Между тем Аркадий Скуратов продолжал еще стрелять то в одно, то в другое окошко, убив при этом казака станицы Звериноголовской Зиновия Синельникова и ранив еще двух второотдельских казаков. Но когда бушующее пламя пожара прорвалось внутрь барака, Скуратов выскочил с браунингом в руках в одно из окошек и, почему-то пригнувшись, побежал в степь.
Толпа казаков, высоко занеся над головами клинки, бросилась вслед за сотником. Они бежали, настигая Скуратова, в том безмолвном и страшном ожесточении, какое мыслимо только при рукопашной атаке.
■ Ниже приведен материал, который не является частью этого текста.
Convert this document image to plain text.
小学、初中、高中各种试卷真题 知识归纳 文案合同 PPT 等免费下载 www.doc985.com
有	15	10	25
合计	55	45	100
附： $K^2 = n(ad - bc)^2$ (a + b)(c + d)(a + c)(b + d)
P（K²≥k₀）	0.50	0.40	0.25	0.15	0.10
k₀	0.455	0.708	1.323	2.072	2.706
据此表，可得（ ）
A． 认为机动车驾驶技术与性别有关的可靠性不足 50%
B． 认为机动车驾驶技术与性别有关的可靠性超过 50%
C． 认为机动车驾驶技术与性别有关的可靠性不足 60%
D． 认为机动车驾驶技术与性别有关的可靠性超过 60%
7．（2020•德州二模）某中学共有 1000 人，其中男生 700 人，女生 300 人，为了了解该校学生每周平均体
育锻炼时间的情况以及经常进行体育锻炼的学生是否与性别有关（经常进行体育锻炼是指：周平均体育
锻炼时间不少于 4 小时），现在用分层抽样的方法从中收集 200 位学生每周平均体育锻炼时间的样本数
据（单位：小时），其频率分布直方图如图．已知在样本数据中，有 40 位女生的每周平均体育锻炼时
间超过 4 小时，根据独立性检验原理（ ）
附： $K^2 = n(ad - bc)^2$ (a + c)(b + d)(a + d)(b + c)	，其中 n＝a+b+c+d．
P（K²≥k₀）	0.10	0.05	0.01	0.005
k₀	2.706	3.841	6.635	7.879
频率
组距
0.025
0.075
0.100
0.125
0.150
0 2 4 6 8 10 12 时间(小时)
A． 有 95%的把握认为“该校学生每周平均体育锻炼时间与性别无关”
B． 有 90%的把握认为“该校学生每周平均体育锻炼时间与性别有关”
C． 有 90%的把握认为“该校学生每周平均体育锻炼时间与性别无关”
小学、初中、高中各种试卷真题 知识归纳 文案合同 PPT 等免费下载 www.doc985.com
Не чуя под ногами земли, Федор бежал с обнаженным клинком впереди. Наконец настигнув Скуратова, он яростно простонал, больно прикусив губу, сделал последним усилием воли еще один рывок вперед и стремительным ударом клинка сбил с ног сотника. В сущности, Федор не знал и не помнил потом — задел ли он своим клинком сотника, или тот рухнул снопом в траву, уклоняясь от его сабельного удара.
Но как бы там ни было, а через мгновение все было кончено. Казаки изрубили сотника в куски. Ни один из них позднее не мог сказать, чей удар был смертельным для сотника.
Офицеры казачьего полка, кутившие по случаю воскресного дня по шинкам и харчевням Кокчетавской станицы, узнав об убийстве Скуратова взбунтовавшимися казаками, притихли; и ни один из них, за исключением есаула Стрепетова, не рискнул явиться в тот день в полк. Перепуганный атаман второго военного отдела войсковой старшина Игнатий Шмонин тотчас же шифром телеграфировал наместнику Степного края генерал-губернатору Сухомлинову о начавшемся на Горькой линии бунте среди мобилизованных казаков и об убийстве сотника Скуратова, умоляя атамана о немедленной высылке войск.